‘The Development of Personality’ (Jung, 1954)
In 1954 Jung wrote an article on the education of educators. This work was initially designed to explore the qualities that might be hoped for in teachers of children, but grew into a essay on the importance of personality development, in its own self, and particularly in those who lead others. In it, Jung contrasts those who become ‘walking personifications of method’, by unconscious or conscious copying of conventions as if a series of rules, and those who truly develop as integrated personalities, enduring the struggle of following a path of ‘fidelity to the law of one’s own being’, and enabling themselves to be refined into a true self through that process.
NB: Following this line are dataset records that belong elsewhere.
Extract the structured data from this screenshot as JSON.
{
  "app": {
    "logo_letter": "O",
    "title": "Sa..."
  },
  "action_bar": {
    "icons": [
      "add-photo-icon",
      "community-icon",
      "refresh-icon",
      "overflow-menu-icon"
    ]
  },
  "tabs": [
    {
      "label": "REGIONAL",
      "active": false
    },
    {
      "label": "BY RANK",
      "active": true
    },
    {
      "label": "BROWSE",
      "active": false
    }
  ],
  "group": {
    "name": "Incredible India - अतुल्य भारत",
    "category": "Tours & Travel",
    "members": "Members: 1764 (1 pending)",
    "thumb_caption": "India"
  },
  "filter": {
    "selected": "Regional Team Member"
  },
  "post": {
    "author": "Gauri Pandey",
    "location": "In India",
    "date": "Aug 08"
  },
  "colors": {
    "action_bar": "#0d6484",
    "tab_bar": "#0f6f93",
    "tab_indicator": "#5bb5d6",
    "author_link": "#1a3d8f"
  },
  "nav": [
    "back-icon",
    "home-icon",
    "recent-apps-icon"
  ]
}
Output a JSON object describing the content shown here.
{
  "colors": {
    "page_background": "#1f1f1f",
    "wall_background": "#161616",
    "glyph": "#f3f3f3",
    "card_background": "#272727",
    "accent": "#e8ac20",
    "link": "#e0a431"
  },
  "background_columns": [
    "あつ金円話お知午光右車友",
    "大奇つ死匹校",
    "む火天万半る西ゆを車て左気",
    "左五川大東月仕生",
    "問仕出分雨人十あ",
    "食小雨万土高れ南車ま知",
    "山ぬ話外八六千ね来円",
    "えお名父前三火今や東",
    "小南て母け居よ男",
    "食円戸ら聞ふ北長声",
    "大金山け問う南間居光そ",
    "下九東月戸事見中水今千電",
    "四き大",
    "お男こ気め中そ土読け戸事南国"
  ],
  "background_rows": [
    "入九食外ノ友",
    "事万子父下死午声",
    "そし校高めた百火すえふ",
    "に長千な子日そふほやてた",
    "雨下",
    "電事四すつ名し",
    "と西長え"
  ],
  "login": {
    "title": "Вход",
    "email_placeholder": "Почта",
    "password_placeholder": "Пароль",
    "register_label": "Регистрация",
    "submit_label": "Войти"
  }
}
This essay is one of the most important for leaders and those who develop people. In the light of Jung’s careful explanations, what is apparent from even the slightest glance at many business and people development publications today is that what is often sold is method. ‘Models’ are regularly held up as short-cuts to simplicity and ease. Yet those on the inside of the human organisations on which such models are too rigidly imposed tell the stories of human sacrifice, voice-silencing and emotional and mental anguish.
There is no simplistic model to reduce human complexity to controllable order without splitting off some of the most tender and precious qualities human beings possess. We are not comfortable pretending that there is, and so our work with people allows plenty of space for uncontrollable factors, disruption, needing more time than anticipated, dealing with unexpected emotions, and places of celebration, restoration and connection. We try to honour humanity as it really is and not as a model tells us it could be on a good day if x, y and z were optimised and the human being was totally isolated from any factors that might indicate an actual life. We assume learning is a relational, socially-contextualised process, and that to actually learn and implement new leadership capacities beyond ‘tips and tricks’ and ‘techniques’ takes all of us working deeply together, experimenting, getting feedback, realising some of that feedback had more to do with the other person, realising that some of our discomfort is because something true has landed in a tender place, asking for help, taking some time to calm down, chatting in a cosy group for reassurance and strength, looking for progress, small and big, to celebrate and relentlessly encouraging all attempts to do pretty much anything.
(And if by chance we have some uncannily useful tips, of course we share those too.)